Shakespeare, the great master of the English Language, had one of the largest vocabularies of any English writer. He also had an extraordinary knowledge of medical science. In his plays he mentioned practically all the diseases and drugs of the day and some of his descriptions could not be bettered by any modern doctor. He spelled his name in 11 different ways: Willm Shakp, William Shakp, William Shakper, William Shakspe, William Shaksper, Wm Shaksper, William Shakspere, Willim bhakspere, William Shakspeare, William Shakspcar, William Shakespeare.
Did you know that?
• At the age of 13 Shakespeare left the Grammar school and never went to school again.
• John Shakespeare, the great playwright’s father, couldn’t write.
• Shakespeare wrote at least 37 plays, but only 18 of them were published in his lifetime and the first 8 didn’t even carry his name.
• Shakespeare usually wrote for a specific group of actors, and as they grew older he wrote plays with older characters to suit them.

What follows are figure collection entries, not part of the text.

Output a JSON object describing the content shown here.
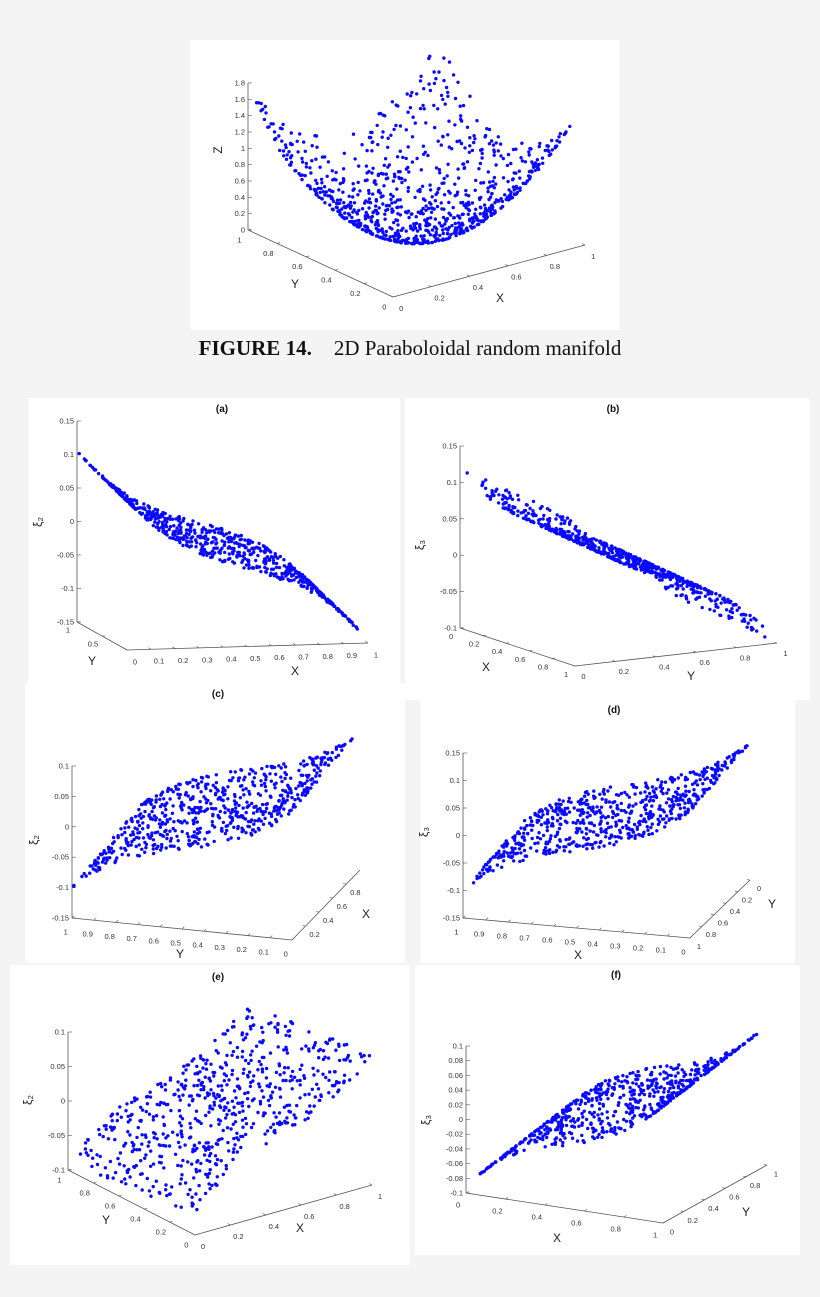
{
  "caption": {
    "label": "FIGURE 14.",
    "text": "2D Paraboloidal random manifold"
  },
  "colors": {
    "points": "#0a0aff",
    "axes": "#555555",
    "panel_bg": "#ffffff",
    "page_bg": "#f4f4f4"
  },
  "chart_data": [
    {
      "id": "top",
      "type": "scatter",
      "title": "",
      "xlabel": "X",
      "ylabel": "Y",
      "zlabel": "Z",
      "xlim": [
        0,
        1
      ],
      "ylim": [
        0,
        1
      ],
      "zlim": [
        0,
        1.8
      ],
      "xticks": [
        "0",
        "0.2",
        "0.4",
        "0.6",
        "0.8",
        "1"
      ],
      "yticks": [
        "0",
        "0.2",
        "0.4",
        "0.6",
        "0.8",
        "1"
      ],
      "zticks": [
        "0",
        "0.2",
        "0.4",
        "0.6",
        "0.8",
        "1",
        "1.2",
        "1.4",
        "1.6",
        "1.8"
      ]
    },
    {
      "id": "a",
      "type": "scatter",
      "title": "(a)",
      "xlabel": "X",
      "ylabel": "Y",
      "zlabel": "ξ₂",
      "xlim": [
        0,
        1
      ],
      "ylim": [
        0,
        1
      ],
      "zlim": [
        -0.15,
        0.15
      ],
      "xticks": [
        "0",
        "0.1",
        "0.2",
        "0.3",
        "0.4",
        "0.5",
        "0.6",
        "0.7",
        "0.8",
        "0.9",
        "1"
      ],
      "yticks": [
        "0.5",
        "1"
      ],
      "zticks": [
        "-0.15",
        "-0.1",
        "-0.05",
        "0",
        "0.05",
        "0.1",
        "0.15"
      ]
    },
    {
      "id": "b",
      "type": "scatter",
      "title": "(b)",
      "xlabel": "X",
      "ylabel": "Y",
      "zlabel": "ξ₃",
      "xlim": [
        0,
        1
      ],
      "ylim": [
        0,
        1
      ],
      "zlim": [
        -0.1,
        0.15
      ],
      "xticks": [
        "0",
        "0.2",
        "0.4",
        "0.6",
        "0.8",
        "1"
      ],
      "yticks": [
        "0",
        "0.2",
        "0.4",
        "0.6",
        "0.8",
        "1"
      ],
      "zticks": [
        "-0.1",
        "-0.05",
        "0",
        "0.05",
        "0.1",
        "0.15"
      ]
    },
    {
      "id": "c",
      "type": "scatter",
      "title": "(c)",
      "xlabel": "X",
      "ylabel": "Y",
      "zlabel": "ξ₂",
      "xlim": [
        0,
        1
      ],
      "ylim": [
        0,
        1
      ],
      "zlim": [
        -0.15,
        0.1
      ],
      "xticks": [
        "0.2",
        "0.4",
        "0.6",
        "0.8"
      ],
      "yticks": [
        "0",
        "0.1",
        "0.2",
        "0.3",
        "0.4",
        "0.5",
        "0.6",
        "0.7",
        "0.8",
        "0.9",
        "1"
      ],
      "zticks": [
        "-0.15",
        "-0.1",
        "-0.05",
        "0",
        "0.05",
        "0.1"
      ]
    },
    {
      "id": "d",
      "type": "scatter",
      "title": "(d)",
      "xlabel": "X",
      "ylabel": "Y",
      "zlabel": "ξ₃",
      "xlim": [
        0,
        1
      ],
      "ylim": [
        0,
        1
      ],
      "zlim": [
        -0.15,
        0.15
      ],
      "xticks": [
        "0",
        "0.1",
        "0.2",
        "0.3",
        "0.4",
        "0.5",
        "0.6",
        "0.7",
        "0.8",
        "0.9",
        "1"
      ],
      "yticks": [
        "0",
        "0.2",
        "0.4",
        "0.6",
        "0.8",
        "1"
      ],
      "zticks": [
        "-0.15",
        "-0.1",
        "-0.05",
        "0",
        "0.05",
        "0.1",
        "0.15"
      ]
    },
    {
      "id": "e",
      "type": "scatter",
      "title": "(e)",
      "xlabel": "X",
      "ylabel": "Y",
      "zlabel": "ξ₂",
      "xlim": [
        0,
        1
      ],
      "ylim": [
        0,
        1
      ],
      "zlim": [
        -0.1,
        0.1
      ],
      "xticks": [
        "0",
        "0.2",
        "0.4",
        "0.6",
        "0.8",
        "1"
      ],
      "yticks": [
        "0",
        "0.2",
        "0.4",
        "0.6",
        "0.8",
        "1"
      ],
      "zticks": [
        "-0.1",
        "-0.05",
        "0",
        "0.05",
        "0.1"
      ]
    },
    {
      "id": "f",
      "type": "scatter",
      "title": "(f)",
      "xlabel": "X",
      "ylabel": "Y",
      "zlabel": "ξ₃",
      "xlim": [
        0,
        1
      ],
      "ylim": [
        0,
        1
      ],
      "zlim": [
        -0.1,
        0.1
      ],
      "xticks": [
        "0",
        "0.2",
        "0.4",
        "0.6",
        "0.8",
        "1"
      ],
      "yticks": [
        "0",
        "0.2",
        "0.4",
        "0.6",
        "0.8",
        "1"
      ],
      "zticks": [
        "-0.1",
        "-0.08",
        "-0.06",
        "-0.04",
        "-0.02",
        "0",
        "0.02",
        "0.04",
        "0.06",
        "0.08",
        "0.1"
      ]
    }
  ]
}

Over 400 years ago, young William Shakespeare left Stratford-upon-Avon and went to London. There were several playhouses there and one of them, called the Theatre, was popular with Queen Elizabeth I. It was at the Theatre that Shakespeare began his acting career and started to write plays. Very soon the actors were told that they could no longer use the land that their theatre was built on. They say that the acting troop took down their theatre and carried it across the river where it was rebuilt in Southwark. They called it the Globe.

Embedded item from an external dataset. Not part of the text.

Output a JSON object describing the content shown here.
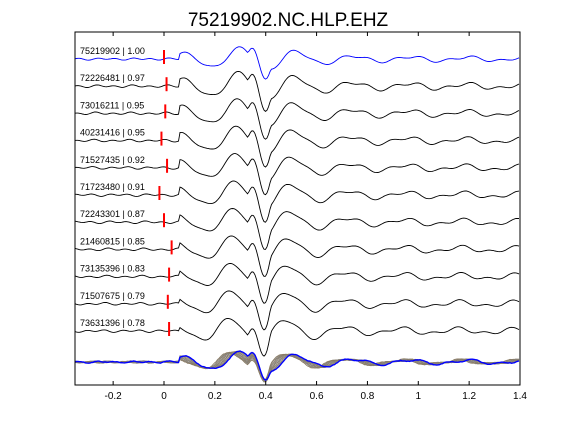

Shakespeare’s Globe was rather different from modern theatres. The plays were performed in the open air and the only lighting was the daylight. If the weather was bad the performance was cancelled.
In those days women weren’t allowed to act in public and all the parts (even Juliet!) were played by men. If a lady went to see a performance, she wore a mask.
In the summer of 1613 The Globe was burnt to the ground. A year later it was rebuilt.
William Shakespeare, the greatest playwright the world had ever known, died of a fever in 1616.
In 1642 the theatre was closed by the Puritans and pulled down in 1644.
In 1949, an American actor Sam Wanamaker came to London and decided to visit the famous Globe Theatre. However, he found only a plaque on the wall of a brewery: “Here stood the Globe Playhouse of Shakespeare”. He was so shocked and decided to rebuild the Globe. It took him many years.
On June 12 1997, Her Majesty the Queen opened the International Shakespeare Globe Centre, the re-creation of Shakespeare’s theatre. Unfortunately, Sam Wanamaker died in 1993 and didn’t see that his dream finally came true.